The head, big and monstrous with various spinosities, has a protractile oblique mouth. The lower jaw is longer, with a robust spine at the base on both sides. Both carry from 3 to 5 series of conical teeth, higher on the vomer.
The first 9-11 rays of the dorsal fin are long and spiny, and, particularly in the juveniles, the membrane separating them extends in a pyrotechnic way well beyond the tip. At their base we see still more spines on both sides, and then, finally, we get 21-25 soft rays.
The anal fin is formed by two parts, the first one, practically separated, counts 3-4 spiny rays, the second 20-23 so to say unarmed rays, as at their base on each side we remark, as for the soft rays on the dorsal, solid bony plates, biforked and spiny.
Also the two ventral ones do have a spine, followed by 6 soft rays, but here what is astonishing is their length.
On the other hand, the pectoral fins are tiny and the tail, spatulate, is more or less convex. Having such a spectacular and fanciful whole of fins, the St. Pierre fish is by sure not hydrodynamic, and in fact it swims quite badly, slowly, often askew or flaky, with successive shots.
On the whole colour, violaceous or greenish grey with silvery hues, we note some dark or yellowish striations, but the focal point drawing the attention stands in the dark spot, bordered with clear, placed in the centre of the sides.
Ethology-Reproductive BiologyVery greedy, the St. Pierre plays the mimetic card and the curiosity it arises with its shapes, for swallowing the passing-by fishes.
Or, it slowly approaches the schools, almost hidden, opposite, in order to appear smaller.
In both cases, as soon as the prey is close, it protrudes the big protractile mouth and swallows the prey in a second, even before the prey realizes it.

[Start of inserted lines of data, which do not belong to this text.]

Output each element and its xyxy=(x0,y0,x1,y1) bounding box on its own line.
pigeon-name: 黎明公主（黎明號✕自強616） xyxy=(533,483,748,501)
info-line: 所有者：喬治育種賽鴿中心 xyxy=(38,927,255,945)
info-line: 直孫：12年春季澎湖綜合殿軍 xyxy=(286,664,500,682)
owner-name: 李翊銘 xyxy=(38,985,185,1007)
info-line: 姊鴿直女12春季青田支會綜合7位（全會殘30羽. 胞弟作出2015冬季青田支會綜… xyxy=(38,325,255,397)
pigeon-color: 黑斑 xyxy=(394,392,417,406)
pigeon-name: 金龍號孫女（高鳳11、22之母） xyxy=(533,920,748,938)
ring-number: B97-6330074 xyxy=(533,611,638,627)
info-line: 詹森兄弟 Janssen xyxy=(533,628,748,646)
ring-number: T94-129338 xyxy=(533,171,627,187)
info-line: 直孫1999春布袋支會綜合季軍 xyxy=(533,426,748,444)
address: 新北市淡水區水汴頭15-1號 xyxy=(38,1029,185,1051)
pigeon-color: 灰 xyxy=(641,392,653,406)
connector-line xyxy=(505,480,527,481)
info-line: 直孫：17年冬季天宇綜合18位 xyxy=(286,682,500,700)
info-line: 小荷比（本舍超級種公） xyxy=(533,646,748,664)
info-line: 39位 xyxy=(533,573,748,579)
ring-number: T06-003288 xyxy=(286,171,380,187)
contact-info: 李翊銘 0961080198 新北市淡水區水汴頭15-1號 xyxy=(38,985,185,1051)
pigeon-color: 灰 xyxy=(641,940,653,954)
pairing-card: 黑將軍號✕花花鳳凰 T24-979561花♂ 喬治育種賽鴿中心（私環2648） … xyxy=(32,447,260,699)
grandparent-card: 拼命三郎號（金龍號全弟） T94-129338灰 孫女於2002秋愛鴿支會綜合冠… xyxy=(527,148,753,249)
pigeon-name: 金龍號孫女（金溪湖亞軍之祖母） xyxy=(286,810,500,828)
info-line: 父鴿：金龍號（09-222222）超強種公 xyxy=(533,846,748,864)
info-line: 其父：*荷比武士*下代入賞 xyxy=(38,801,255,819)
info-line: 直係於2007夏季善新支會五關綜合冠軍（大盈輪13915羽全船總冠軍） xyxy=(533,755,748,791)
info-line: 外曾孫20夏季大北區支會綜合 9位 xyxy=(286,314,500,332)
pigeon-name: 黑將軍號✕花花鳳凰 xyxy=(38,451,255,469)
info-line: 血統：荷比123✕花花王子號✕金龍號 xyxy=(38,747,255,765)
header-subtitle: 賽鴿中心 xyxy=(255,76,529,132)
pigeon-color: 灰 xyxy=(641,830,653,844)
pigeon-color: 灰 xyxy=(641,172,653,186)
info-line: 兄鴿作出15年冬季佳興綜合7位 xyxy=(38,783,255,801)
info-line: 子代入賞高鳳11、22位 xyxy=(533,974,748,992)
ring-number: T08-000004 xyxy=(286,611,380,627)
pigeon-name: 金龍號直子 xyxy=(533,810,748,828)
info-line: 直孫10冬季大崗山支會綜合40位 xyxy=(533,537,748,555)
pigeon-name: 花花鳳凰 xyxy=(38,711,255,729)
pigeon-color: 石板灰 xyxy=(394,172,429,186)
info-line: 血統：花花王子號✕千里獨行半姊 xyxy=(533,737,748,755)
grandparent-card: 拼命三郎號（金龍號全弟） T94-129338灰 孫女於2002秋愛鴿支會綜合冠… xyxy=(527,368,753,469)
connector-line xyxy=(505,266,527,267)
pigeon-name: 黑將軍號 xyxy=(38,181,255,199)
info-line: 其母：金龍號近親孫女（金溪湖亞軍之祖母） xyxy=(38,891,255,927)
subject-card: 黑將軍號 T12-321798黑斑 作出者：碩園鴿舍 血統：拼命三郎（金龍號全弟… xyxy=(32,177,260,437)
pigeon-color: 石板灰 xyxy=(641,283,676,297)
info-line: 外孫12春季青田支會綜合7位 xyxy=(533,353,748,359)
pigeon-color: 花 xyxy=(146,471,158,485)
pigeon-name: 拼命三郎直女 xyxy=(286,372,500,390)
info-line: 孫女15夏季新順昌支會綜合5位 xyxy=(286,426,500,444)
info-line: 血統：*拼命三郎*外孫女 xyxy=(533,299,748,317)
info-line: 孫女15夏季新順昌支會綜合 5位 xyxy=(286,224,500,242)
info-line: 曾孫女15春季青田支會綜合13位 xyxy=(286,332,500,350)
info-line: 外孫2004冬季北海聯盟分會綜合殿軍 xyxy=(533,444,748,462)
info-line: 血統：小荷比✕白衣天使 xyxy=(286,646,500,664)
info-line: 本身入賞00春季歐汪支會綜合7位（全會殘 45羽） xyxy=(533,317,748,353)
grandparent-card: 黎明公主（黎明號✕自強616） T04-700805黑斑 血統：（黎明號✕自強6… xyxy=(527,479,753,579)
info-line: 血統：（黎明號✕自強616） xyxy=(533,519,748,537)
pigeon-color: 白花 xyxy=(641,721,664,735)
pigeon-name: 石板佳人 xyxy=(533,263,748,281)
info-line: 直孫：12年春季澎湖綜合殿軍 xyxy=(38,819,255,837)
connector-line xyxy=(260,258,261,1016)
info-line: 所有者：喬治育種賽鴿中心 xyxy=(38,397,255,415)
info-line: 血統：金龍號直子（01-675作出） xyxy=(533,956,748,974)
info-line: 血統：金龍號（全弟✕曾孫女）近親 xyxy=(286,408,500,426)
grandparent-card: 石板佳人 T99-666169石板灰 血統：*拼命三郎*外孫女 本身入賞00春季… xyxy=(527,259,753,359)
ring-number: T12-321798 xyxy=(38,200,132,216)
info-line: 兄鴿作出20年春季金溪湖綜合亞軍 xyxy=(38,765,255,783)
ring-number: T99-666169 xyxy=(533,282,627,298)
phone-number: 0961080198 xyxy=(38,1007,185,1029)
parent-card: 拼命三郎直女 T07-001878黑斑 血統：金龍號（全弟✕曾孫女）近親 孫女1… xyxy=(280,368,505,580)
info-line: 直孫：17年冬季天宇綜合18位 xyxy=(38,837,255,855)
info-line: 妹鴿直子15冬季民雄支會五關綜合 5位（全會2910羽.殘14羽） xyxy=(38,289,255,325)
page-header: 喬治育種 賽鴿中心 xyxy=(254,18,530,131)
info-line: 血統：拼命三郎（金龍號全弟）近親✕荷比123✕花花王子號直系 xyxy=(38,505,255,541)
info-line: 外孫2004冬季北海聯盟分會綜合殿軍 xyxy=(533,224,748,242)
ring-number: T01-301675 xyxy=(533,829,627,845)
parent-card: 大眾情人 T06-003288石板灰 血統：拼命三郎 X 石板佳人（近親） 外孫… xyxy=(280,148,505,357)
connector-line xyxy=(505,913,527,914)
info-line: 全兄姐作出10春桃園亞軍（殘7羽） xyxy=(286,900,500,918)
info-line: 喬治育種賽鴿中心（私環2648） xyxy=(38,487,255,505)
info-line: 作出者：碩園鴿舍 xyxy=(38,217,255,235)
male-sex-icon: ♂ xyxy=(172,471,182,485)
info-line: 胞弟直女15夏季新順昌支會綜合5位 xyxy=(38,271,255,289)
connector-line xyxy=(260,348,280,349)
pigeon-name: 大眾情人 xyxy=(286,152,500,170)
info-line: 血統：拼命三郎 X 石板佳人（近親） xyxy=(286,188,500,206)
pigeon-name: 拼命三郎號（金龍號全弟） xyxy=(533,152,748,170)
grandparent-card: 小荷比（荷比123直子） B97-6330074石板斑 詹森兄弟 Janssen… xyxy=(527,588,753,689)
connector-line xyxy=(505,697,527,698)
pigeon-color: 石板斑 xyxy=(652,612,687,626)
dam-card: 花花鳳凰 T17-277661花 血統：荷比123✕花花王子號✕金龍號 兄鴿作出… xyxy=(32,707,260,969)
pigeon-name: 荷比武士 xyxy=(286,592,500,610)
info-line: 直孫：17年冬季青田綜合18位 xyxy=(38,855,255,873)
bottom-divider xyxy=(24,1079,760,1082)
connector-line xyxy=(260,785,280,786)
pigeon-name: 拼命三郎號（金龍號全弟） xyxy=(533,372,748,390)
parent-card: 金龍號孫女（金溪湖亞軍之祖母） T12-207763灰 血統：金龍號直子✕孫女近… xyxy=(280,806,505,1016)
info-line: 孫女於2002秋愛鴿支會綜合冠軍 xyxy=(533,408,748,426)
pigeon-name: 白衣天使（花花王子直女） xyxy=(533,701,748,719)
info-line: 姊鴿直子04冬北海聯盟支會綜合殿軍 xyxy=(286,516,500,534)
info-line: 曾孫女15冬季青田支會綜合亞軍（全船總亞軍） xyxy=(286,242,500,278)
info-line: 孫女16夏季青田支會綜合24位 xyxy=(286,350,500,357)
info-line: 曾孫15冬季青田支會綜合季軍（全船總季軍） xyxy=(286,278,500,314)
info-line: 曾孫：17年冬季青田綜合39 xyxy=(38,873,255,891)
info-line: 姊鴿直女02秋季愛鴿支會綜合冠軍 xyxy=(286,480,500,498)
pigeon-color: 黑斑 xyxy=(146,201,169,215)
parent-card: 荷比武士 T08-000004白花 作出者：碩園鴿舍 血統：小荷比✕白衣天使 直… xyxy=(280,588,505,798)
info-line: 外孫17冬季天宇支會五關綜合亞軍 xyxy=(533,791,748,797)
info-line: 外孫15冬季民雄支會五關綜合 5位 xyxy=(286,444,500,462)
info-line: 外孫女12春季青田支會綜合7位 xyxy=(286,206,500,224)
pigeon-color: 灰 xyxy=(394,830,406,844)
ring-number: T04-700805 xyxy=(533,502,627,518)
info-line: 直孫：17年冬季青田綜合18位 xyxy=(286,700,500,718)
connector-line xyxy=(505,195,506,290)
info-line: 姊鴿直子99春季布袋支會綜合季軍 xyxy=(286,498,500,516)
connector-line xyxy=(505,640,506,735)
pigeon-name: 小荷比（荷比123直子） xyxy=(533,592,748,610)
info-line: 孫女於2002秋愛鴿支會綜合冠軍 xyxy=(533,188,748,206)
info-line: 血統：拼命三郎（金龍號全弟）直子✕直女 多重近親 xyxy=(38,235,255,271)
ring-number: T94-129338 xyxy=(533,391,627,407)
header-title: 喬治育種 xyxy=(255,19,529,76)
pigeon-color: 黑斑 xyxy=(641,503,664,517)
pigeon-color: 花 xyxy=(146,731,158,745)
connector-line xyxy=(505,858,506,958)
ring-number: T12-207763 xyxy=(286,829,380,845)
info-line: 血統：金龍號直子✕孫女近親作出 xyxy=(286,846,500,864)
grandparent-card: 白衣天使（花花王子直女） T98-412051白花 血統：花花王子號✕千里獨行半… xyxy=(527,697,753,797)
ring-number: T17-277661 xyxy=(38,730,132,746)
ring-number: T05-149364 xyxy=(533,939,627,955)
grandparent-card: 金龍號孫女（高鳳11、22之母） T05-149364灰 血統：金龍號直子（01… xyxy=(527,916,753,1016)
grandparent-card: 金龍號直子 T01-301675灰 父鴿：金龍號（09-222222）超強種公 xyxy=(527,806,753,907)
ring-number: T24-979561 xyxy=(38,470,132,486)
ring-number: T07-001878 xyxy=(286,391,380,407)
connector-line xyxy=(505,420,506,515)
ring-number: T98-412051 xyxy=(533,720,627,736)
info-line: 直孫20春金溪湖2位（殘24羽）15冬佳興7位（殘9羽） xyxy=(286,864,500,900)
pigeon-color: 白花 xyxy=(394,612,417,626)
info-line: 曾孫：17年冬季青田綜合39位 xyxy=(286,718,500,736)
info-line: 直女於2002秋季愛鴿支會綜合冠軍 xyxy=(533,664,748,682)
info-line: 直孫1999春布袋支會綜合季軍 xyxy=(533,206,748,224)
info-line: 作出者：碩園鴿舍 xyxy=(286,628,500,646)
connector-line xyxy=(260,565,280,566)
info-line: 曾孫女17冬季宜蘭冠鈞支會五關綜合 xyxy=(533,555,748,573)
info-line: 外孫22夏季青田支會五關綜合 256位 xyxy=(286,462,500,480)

Everything can be found in its stomach: pilchards, herrings, but also cuttlefish, squids and crustaceans. In the stomach of a 32 cm specimen caught along the Italian coasts there were even 25 young European flounders (Platichthys flesus) even seven cm long! The Zeus faber reproduces, in the Mediterranean, between November and May. The pelagic eggs float, but later, during the incubation, which lasts almost two weeks, they get heavier and open in deeper waters.
The larval forms are part of the plankton, and as soon as the young are strong enough to resist the currents they become benthic. They will reach the sexual maturity by around the fourth year of life, when 23-29 cm for the males and 29-37 cm for the females. Seen its enormous diffusion, it is not an endangered species, but seen that its prized flesh is much asked for, their fishing should be limited by fixing the minimum width of the mesh size of the nets to 37 cm, in order to allow to every specimen to reproduce at least once.
The reproductive cycle of the John dory is, in fact, long: for doubling the population are needed, depending on the zone, from 4,5 to 14 years. The vulnerability index of this species is of 68 over 100.
Synonyms
Zeus australis Richardson, 1845; Zeus japonicus Valenciennes, 1835; Zeus pungio Cuvier, 1829.